21:21:53.760948 IP6 (flowlabel 0x39e04, hlim 255, next-header UDP (17) payload length: 20) fe80::5054:ff:fe12:3456.34328 > fd10:244::8c5d.3000: [udp sum ok] UDP, length 12
	0x0000:  6003 9e04 0014 11ff fe80 0000 0000 0000  `...............
	0x0010:  5054 00ff fe12 3456 fd10 0244 0000 0000  PT....4V...D....
	0x0020:  0000 0000 0000 8c5d 8618 0bb8 0014 10c6  .......]........
	0x0030:  4865 6c6c 6f20 5365 7276 6572            Hello.Server
21:21:53.764261 IP6 (hlim 255, next-header UDP (17) payload length: 20) fd10:244::8c5d.3000 > fd10:244::5054:ff:fe12:3456.34328: [udp sum ok] UDP, length 12
	0x0000:  6000 0000 0014 11ff fd10 0244 0000 0000  `..........D....
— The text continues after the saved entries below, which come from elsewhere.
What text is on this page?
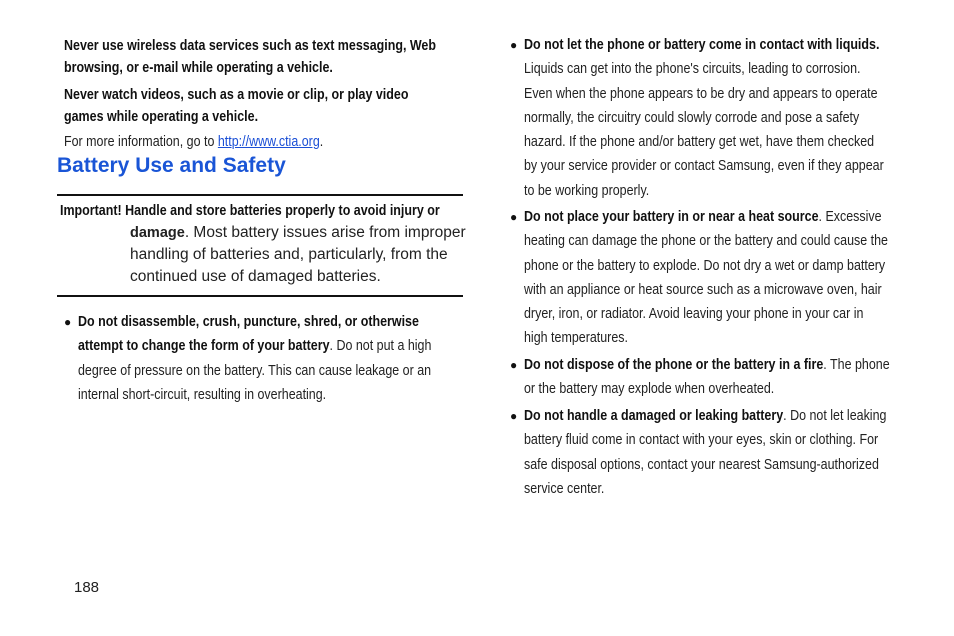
Never use wireless data services such as text messaging, Web
browsing, or e-mail while operating a vehicle.
Never watch videos, such as a movie or clip, or play video
games while operating a vehicle.
For more information, go to http://www.ctia.org.
Battery Use and Safety
Important! Handle and store batteries properly to avoid injury or
damage. Most battery issues arise from improper
handling of batteries and, particularly, from the
continued use of damaged batteries.
● Do not disassemble, crush, puncture, shred, or otherwise
attempt to change the form of your battery. Do not put a high
degree of pressure on the battery. This can cause leakage or an
internal short-circuit, resulting in overheating.
● Do not let the phone or battery come in contact with liquids.
Liquids can get into the phone's circuits, leading to corrosion.
Even when the phone appears to be dry and appears to operate
normally, the circuitry could slowly corrode and pose a safety
hazard. If the phone and/or battery get wet, have them checked
by your service provider or contact Samsung, even if they appear
to be working properly.
● Do not place your battery in or near a heat source. Excessive
heating can damage the phone or the battery and could cause the
phone or the battery to explode. Do not dry a wet or damp battery
with an appliance or heat source such as a microwave oven, hair
dryer, iron, or radiator. Avoid leaving your phone in your car in
high temperatures.
● Do not dispose of the phone or the battery in a fire. The phone
or the battery may explode when overheated.
● Do not handle a damaged or leaking battery. Do not let leaking
battery fluid come in contact with your eyes, skin or clothing. For
safe disposal options, contact your nearest Samsung-authorized
service center.
188
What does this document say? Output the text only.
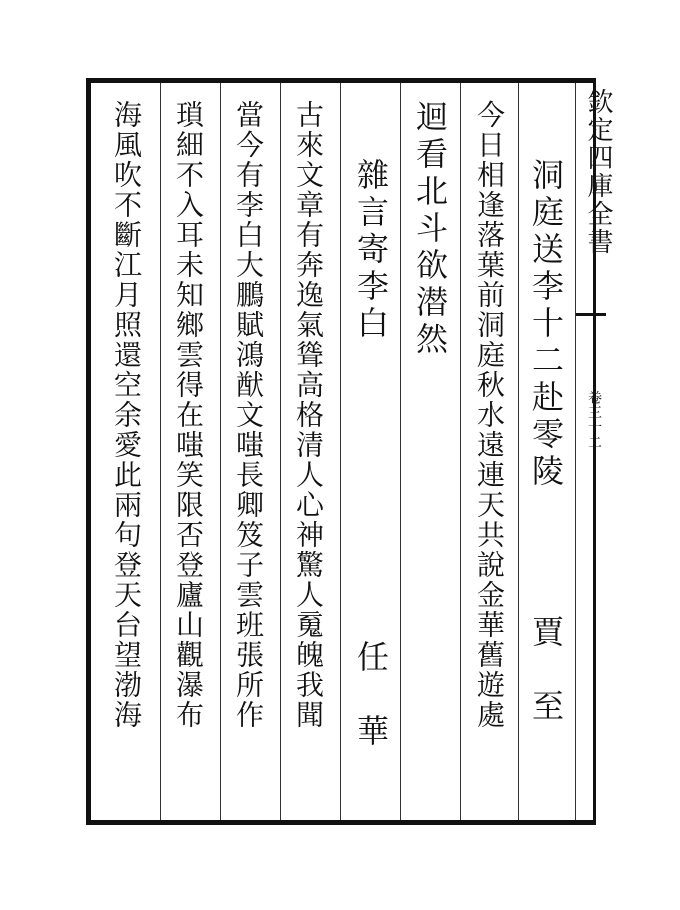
欽定四庫全書
卷三十二
洞庭送李十二赴零陵
賈　至
今日相逢落葉前洞庭秋水遠連天共說金華舊遊處
迴看北斗欲潜然
雜言寄李白
任　華
古來文章有奔逸氣聳高格清人心神驚人䰟魄我聞
當今有李白大鵬賦鴻猷文嗤長卿笈子雲班張所作
瑣細不入耳未知鄉雲得在嗤笑限否登廬山觀瀑布
海風吹不斷江月照還空余愛此兩句登天台望渤海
	0x0010:  0000 0000 0000 8c5d fd10 0244 0000 0000  .......]...D....
	0x0020:  5054 00ff fe12 3456 0bb8 8618 0014 1ffa  PT....4V........
	0x0030:  4865 6c6c 6f20 436c 6965 6e74            Hello.Client

Probably, the checks for address mapping of :: for UDP should be made less strict somehow. This happened on Alpine, which is relatively quiet network-wise -- the current mechanism works on noisier VMs running Fedora or Debian, but not here.
Comment 3 Stefano Brivio 2022-10-15 14:37:19 UTC
Definitely fixed, tested over and over again with Podman test suite (pending upstream).